Las petroleras que extraen petróleo y gas no convencional de Vaca Muerta cuentan con grandes ventajas. Enormes recursos para explotar; costos bajos de producción tras más de 10 años de actividad intensiva; un convenio colectivo de trabajo especial con condiciones más flexibles que en el resto de las cuencas de hidrocarburos del país y, desde la sanción de la Ley Bases, ninguna atadura al mercado interno y facilidad plena para exportar.

A todo ello se le suma un mercado internacional del petróleo que, si bien tiene una oferta algo excedida, sostiene precios por encima de los U$S 60 el barril ahora que Estados Unidos busca retirarse de la guerra que inició junto con Israel contra Irán. A ese valor, las operaciones en Vaca Muerta son plenamente rentables.

Esta fue la realidad evidentemente favorable que llevó al gobierno de Javier Milei a no incluir en el Régimen de Incentivo de Grandes Inversiones (RIGI) a la producción de petróleo y gas. El RIGI otorga a las empresas beneficios tributarios, aduaneros y cambiarios por 30 años sin posibilidad de que el Estado argentino pueda revertirlos.

Sin embargo, en febrero de este año el Ministerio de Economía incluyó esta actividad, técnicamente conocida como upstream. Inmediatamente después de la publicación del decreto 105/26, que autorizaba esta inclusión, Pampa Energía, cuyo principal accionista es Marcelo Mindlin, presentó un proyecto para sumarlo al RIGI en una zona de Vaca Muerta conocida como Rincón de Aranda. El plan incluyó un compromiso de inversión por U$S 4500 millones. Este martes, la cartera que dirige Luis Caputo aprobó sumar al RIGI a este proyecto.

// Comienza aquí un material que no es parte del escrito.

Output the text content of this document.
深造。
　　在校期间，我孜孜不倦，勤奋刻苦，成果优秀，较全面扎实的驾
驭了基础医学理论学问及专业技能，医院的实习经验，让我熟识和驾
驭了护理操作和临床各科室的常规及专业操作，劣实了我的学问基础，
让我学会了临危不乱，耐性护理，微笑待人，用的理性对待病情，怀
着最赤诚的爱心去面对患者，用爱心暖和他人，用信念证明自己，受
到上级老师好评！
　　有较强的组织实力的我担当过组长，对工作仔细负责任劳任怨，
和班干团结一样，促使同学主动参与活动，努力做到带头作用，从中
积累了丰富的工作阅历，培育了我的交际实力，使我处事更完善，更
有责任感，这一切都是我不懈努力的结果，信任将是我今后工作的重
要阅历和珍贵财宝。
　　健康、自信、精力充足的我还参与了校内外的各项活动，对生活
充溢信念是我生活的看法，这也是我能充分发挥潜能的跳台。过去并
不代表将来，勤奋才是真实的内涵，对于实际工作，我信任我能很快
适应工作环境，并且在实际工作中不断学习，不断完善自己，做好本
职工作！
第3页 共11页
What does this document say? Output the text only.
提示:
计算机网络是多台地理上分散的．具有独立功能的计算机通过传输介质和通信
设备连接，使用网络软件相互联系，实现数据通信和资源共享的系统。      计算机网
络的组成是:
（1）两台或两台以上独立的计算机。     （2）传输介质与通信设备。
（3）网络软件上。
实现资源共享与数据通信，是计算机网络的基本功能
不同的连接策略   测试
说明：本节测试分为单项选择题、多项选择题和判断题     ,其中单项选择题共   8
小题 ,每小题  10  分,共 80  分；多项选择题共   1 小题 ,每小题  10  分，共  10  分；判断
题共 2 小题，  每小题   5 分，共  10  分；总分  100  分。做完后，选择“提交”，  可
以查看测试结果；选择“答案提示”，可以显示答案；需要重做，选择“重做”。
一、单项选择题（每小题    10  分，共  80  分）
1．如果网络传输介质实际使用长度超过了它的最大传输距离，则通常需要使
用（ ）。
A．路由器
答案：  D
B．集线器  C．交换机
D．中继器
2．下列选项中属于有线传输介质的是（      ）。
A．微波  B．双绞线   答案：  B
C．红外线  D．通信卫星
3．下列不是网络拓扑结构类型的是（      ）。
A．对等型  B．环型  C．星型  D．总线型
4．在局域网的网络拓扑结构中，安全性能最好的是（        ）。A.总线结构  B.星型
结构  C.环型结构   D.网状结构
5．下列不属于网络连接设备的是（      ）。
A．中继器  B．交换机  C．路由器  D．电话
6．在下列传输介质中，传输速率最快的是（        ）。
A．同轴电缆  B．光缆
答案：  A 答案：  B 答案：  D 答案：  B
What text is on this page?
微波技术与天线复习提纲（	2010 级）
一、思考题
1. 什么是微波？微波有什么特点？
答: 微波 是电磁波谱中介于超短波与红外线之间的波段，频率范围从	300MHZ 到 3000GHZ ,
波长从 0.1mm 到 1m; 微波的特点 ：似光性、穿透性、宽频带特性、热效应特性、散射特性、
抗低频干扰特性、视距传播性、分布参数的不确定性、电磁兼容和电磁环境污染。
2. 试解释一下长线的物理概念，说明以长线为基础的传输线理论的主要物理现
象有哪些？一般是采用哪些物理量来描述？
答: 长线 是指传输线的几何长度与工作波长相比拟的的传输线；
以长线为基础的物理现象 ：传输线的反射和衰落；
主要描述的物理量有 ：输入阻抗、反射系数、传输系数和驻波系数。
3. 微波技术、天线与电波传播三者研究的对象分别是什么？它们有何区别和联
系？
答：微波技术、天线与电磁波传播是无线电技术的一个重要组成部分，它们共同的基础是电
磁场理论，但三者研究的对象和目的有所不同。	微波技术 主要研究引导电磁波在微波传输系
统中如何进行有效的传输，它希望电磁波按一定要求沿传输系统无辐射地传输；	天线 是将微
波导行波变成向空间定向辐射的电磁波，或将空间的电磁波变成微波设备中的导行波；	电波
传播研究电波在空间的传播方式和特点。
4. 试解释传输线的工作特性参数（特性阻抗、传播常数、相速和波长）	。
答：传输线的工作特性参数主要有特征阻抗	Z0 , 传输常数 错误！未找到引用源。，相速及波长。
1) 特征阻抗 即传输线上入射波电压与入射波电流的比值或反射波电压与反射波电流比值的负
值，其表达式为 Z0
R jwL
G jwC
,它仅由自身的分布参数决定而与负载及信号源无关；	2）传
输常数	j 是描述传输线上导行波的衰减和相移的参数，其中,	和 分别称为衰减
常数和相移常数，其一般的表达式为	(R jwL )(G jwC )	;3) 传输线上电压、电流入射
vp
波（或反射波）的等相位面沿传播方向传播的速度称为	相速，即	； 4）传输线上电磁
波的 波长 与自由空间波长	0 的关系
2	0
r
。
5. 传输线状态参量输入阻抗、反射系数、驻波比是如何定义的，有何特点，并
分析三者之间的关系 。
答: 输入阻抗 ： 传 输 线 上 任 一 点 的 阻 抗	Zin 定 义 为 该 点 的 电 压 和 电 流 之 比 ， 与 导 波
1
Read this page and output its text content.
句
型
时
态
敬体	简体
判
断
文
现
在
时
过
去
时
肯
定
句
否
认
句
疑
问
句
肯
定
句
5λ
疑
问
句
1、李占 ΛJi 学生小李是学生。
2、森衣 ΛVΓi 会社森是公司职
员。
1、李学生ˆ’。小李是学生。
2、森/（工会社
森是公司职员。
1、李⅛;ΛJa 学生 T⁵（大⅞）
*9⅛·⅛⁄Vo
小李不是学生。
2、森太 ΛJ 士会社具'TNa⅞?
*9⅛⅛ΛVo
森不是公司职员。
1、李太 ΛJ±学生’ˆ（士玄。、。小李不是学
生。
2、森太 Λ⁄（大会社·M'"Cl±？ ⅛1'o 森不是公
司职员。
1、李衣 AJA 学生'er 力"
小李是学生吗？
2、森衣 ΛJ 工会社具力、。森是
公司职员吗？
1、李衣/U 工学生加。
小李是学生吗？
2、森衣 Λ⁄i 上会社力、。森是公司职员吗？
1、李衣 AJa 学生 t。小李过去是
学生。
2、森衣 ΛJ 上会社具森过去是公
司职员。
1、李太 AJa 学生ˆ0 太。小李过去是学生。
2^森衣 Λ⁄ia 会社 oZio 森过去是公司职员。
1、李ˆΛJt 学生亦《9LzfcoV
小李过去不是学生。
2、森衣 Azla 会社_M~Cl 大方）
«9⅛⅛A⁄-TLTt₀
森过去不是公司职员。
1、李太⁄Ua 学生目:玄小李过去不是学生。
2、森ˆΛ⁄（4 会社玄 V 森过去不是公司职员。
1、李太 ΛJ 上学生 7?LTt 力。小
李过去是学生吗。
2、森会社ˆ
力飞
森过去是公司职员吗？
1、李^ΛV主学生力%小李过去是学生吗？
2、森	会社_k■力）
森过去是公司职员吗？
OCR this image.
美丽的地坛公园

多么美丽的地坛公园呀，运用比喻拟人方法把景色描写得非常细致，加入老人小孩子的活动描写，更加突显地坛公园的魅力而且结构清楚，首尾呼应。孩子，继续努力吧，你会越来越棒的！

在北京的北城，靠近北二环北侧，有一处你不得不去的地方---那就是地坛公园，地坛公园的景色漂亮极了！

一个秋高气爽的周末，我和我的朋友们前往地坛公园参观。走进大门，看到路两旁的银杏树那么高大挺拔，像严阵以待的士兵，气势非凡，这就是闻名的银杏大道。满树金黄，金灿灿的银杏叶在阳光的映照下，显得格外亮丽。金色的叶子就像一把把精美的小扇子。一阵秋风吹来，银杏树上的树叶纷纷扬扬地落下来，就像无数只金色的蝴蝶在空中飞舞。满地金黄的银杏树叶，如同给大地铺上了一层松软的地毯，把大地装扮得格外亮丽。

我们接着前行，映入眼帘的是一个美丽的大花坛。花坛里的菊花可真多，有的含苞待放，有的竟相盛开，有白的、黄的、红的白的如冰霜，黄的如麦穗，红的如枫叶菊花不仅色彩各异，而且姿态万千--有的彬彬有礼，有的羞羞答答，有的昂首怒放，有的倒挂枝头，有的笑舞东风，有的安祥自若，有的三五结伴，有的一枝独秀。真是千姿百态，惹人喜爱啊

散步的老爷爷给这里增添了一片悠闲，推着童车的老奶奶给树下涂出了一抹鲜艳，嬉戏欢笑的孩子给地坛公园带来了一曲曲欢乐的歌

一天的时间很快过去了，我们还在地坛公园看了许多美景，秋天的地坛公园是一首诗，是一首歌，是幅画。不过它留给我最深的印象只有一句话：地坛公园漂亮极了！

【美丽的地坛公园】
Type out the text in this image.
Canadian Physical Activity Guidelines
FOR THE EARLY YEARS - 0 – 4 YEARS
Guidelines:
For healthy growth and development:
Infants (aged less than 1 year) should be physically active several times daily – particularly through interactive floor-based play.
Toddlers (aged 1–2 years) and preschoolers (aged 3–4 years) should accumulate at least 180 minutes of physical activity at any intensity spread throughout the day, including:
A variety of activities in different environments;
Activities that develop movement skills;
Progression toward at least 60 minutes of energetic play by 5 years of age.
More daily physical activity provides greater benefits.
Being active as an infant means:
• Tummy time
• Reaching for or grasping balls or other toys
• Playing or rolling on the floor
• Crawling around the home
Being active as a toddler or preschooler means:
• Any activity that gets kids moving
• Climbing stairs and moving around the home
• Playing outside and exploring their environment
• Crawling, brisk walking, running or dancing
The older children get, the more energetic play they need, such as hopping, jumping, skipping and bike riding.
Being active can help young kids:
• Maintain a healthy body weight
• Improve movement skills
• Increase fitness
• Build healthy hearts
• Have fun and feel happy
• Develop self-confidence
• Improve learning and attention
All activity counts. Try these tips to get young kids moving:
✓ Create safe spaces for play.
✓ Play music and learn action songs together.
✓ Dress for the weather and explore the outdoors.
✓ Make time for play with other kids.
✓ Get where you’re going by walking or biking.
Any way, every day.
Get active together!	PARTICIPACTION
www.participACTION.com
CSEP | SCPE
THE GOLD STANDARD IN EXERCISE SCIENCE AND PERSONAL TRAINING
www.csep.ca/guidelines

El incremento de la producción, prevista para 2027, tiene por destino exclusivo la exportación. El petróleo extraído ingresará sin escalas al oleoducto Vaca Muerta Sur para viajar hasta la costa atlántica de Río Negro y allí ser embarcado en los barcos petroleros. Ese oleoducto también tiene los beneficios del RIGI.

Con el RIGI y el súper RIGI –que está en debate en el Congreso– la Casa Rosada plantea un diseño de una economía futura de la Argentina en el que el extractivismo sea la actividad principal, con pocos beneficios y muchos perjuicios para el país: sin desarrollo de proveedores (las empresas en el RIGI pueden importar sin costo), sin asimilación de nuevo conocimiento, sin divisas necesarias para pagar importaciones industriales no beneficiadas por el RIGI y sin empleo de calidad.